We got a small team of competent people, with domain experts to peer code with the devs.

It was wonderful. We could test, document and clean up. Having people who knew the trade and users at hand removed second guessing.

The result was so good we found bugs even in competitors' implementations.

We also got x5 in perfs compared to the system it was replacing and more features.



Similar thing.

Had time and autonomy from a client, so took sweet time examining the domain, the existing systems et al. Spent a few months writing the basis and the framework around what will be done, based on years and years of experience I had with bad frameworks and codebases, combined with working on the same domain for their parent company years ago.

And it worked. We delivered features insanely fast, hundreds of forms were migrated, feature generators would create 90% of the boilerplate code and the code was small, readable and neatly clustered. Maintaining it was a piece of cake, leading to us not having enough work after a while so I negotiated our time to half a week for the same money.

After a while, client deemed us too expensive to pay for only 2.5 days of work - after all, how does it make sense - if we are paying them that much, they should work 5 days!

So they cut us out. Two things happened:

1. Devs that got moved to other projects in the company told me they didn't know development could be so smooth and tried to replicate it in future projects, even tho they say it failed a lot of lessons they picked up from the framework were highly relevant in their future careers.

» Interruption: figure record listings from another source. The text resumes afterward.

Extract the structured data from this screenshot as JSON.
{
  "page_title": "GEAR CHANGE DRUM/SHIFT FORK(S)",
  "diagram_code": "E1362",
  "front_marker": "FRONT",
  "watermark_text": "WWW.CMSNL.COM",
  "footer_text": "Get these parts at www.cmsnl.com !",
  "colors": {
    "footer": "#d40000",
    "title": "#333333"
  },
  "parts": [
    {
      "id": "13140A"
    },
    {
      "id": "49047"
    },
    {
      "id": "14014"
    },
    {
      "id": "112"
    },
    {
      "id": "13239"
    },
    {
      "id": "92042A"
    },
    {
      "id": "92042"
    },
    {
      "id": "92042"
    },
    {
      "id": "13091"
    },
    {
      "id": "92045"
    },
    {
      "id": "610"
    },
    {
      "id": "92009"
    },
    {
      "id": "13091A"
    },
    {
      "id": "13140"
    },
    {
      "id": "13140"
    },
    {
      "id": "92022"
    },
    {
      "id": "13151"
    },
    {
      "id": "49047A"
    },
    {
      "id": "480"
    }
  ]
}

2. The company found a cheaper developer, he said "this is unusable and has to be rewritten" and rewrote it into "clean code", taking longer than the original project took. At least he works 5 days a week now.


We were going to do this. Get several months to set up a clean base for our new system with only the four most competent people working on it.

Then I went on vacation for a week.

Come back to a system that needs to be delivered to prod next month with 20 randos submitting PR’s…

WTF happened. Did you learn nothing from previous failures?


What was the lesson they where supposed to have learned?


9 women cannot have a baby in a month.

There’s a limited amount of people that can work on a system at the start of a project if you want it to be a coherent whole, so that you can have everyone iterate on it in the same style later. If you start out with 20 (junior) engineers, you get a kind of frankenstein where all issues are waved away because ‘we need to deliver in a week’


Aka "Brooks's Law" or more broadly, the idea that "adding manpower to a late software project makes it later" from Brook's "Mythical Man-Month"


Good for you. Magical moments in careers are hard to find in my experience but they are so satisfying when you get there.

Glad whomever was over this didnt just drop the "dont rewrite" joel spolsky article and fight making it happen.


I actually was the one telling them not to rewrite, lol.

But the original code was a mess of matlab spaghetti, they couldn't find a way to hire for that. Not to mention turning it into a web service was already a big hack of java parsing a raw dump of matlab datastructures that nobody dared to touch.

I had to read the matlab code, and it tooks hours to decypher a few lines. Plus the language doesn't have great debugging and error handling capabilities and the tooling is quite terrible.

So rewriting to python won, and for once, I must say it was a good call.


Joel has since said that that he doesn't really agree with that advice anymore, at least not in the same way. Super annoying that it gets parroted over and over again as though it's the word of the lord.


I agree it shouldn't be parroted as though it's the word of the lord, like any advice it will be more or less applicable on specific situations. I've been on both sides of the let's redesign a thing plenty of times.

The balance is somewhere in the middle, it's valuable advice for what can go wrong when you don't think through the implications of the decision making process, understand how and why the system works the way it does, and what risks exist for what can go wrong with a big redesign. But like anything, if the risks are understood, then those risks can be accepted, mitigated, or rejected if appropriate, or provide guidance on why the redesign investment isn't worth the associated risks.